First COVID-19 Patient Treated with Inhaled Nitric Oxide Therapy; Prior Studies Have Shown NO May Prevent Viral Replication, Improve Arterial Oxygenation, Reduce Need for Ventilation Support, & Prevent Proliferation of Lung Infiltrates

On March 30, 2020, Bellerophon Therapeutics, Inc. (Nasdaq: BLPH), a clinical-stage biotherapeutics company focused on developing treatments for cardiopulmonary diseases, announced that emergency expanded access treatment with its INOpulse(R) inhaled nitric oxide (iNO) system (iNO) was initiated for the first time in a patient with a diagnosis of the novel coronavirus disease COVID-19 at the University of Miami School of Medicine. The treatment follows the recent decision by the U.S. Food and Drug Administration (FDA) to grant emergency expanded access that allows INOpulse to be used immediately for the treatment of COVID-19 under the care and supervision of the patient’s physician. "Based on previous studies that demonstrate the benefits of iNO in oxygenation and immune response, INOpulse has the potential to be used as a viable treatment option for COVID-19," said the treating physician, Roger Alvarez, DO, MPH, Assistant Professor, University of Miami School of Medicine. "The cardiopulmonary benefit demonstrated by INOpulse in various indications provides the potential to prevent deterioration in patients with COVID-19, allowing ventilators to be preserved for the most critically ill. INOpulse's ease of administration could significantly decrease the burden on therapists and nurses as they combat this pandemic with constrained resources." NO is a molecule naturally produced in the endothelial lining of blood vessels that plays a significant role in vasodilation, or opening of the arteries, including arteries in the lung.

April 19th

Rockefeller University Launches Broad Range of Studies on COVID-19

Rockefeller University experts in infectious disease, immunology, biochemistry, structural biology, and genetics have begun over a dozen projects in recent weeks aimed at better understanding the biology of the SARS-CoV-2 virus, which is responsible for the current global COVID-19 pandemic.

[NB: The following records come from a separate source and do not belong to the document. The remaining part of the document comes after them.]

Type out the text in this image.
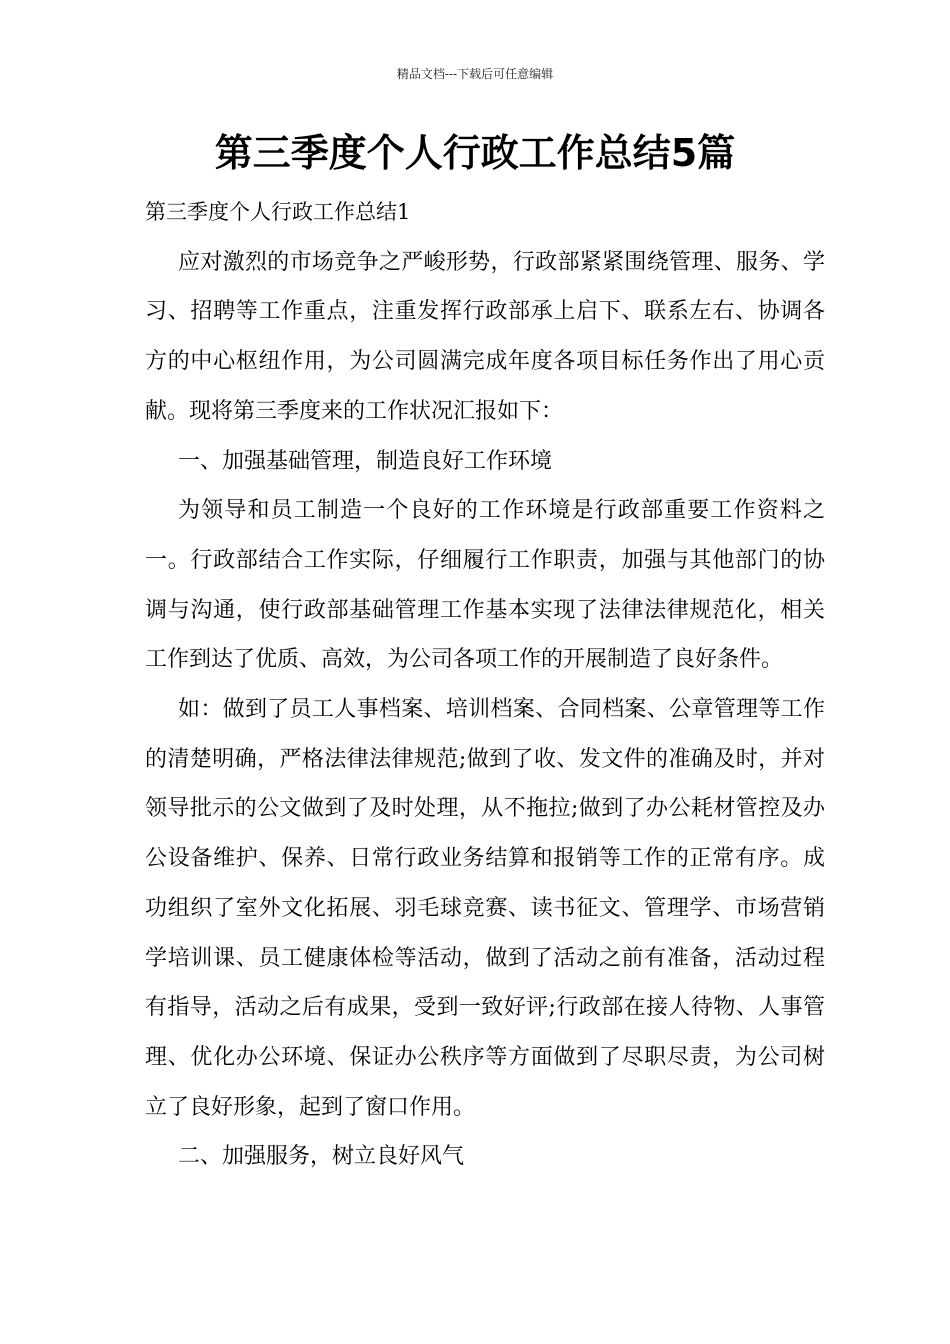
精品文档---下载后可任意编辑
第三季度个人行政工作总结5篇

第三季度个人行政工作总结1

应对激烈的市场竞争之严峻形势，行政部紧紧围绕管理、服务、学习、招聘等工作重点，注重发挥行政部承上启下、联系左右、协调各方的中心枢纽作用，为公司圆满完成年度各项目标任务作出了用心贡献。现将第三季度来的工作状况汇报如下：

一、加强基础管理，制造良好工作环境

为领导和员工制造一个良好的工作环境是行政部重要工作资料之一。行政部结合工作实际，仔细履行工作职责，加强与其他部门的协调与沟通，使行政部基础管理工作基本实现了法律法律规范化，相关工作到达了优质、高效，为公司各项工作的开展制造了良好条件。

如：做到了员工人事档案、培训档案、合同档案、公章管理等工作的清楚明确，严格法律法律规范;做到了收、发文件的准确及时，并对领导批示的公文做到了及时处理，从不拖拉;做到了办公耗材管控及办公设备维护、保养、日常行政业务结算和报销等工作的正常有序。成功组织了室外文化拓展、羽毛球竞赛、读书征文、管理学、市场营销学培训课、员工健康体检等活动，做到了活动之前有准备，活动过程有指导，活动之后有成果，受到一致好评;行政部在接人待物、人事管理、优化办公环境、保证办公秩序等方面做到了尽职尽责，为公司树立了良好形象，起到了窗口作用。

二、加强服务，树立良好风气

The research, which involves 18 laboratories and over 130 scientists, has the goal of discovering or developing new, urgently needed approaches to prevent and treat the disease. Although most Rockefeller laboratories have ceased on-campus operations to reduce the spread of the illness, exceptions have been made for those researchers working on essential COVID-19-related projects. Because the development, scale-up, and deployment of a safe and effective vaccine for the virus are still well over the horizon, the researchers are focusing on parallel approaches to provide alternative means of prevention and therapy, attacking the problem from many angles. Projects include the development of antibodies and other protein therapeutics capable of preventing or treating the infection; development of small molecules that inhibit the activity of viral or human proteins that are required for viral replication; improved animal models for testing potential treatments; and identification of new vulnerabilities of the virus via both genomic studies of humans with unusual sensitivity or resistance to infection, and cell-based screens using CRISPR gene-editing technology. “These projects directly relate to pathophysiology, prevention, and treatment of COVID-19, as well as the basic biology of the SARS-CoV-2 virus itself,” says Richard P. Lifton, MD, PhD, the university’s president.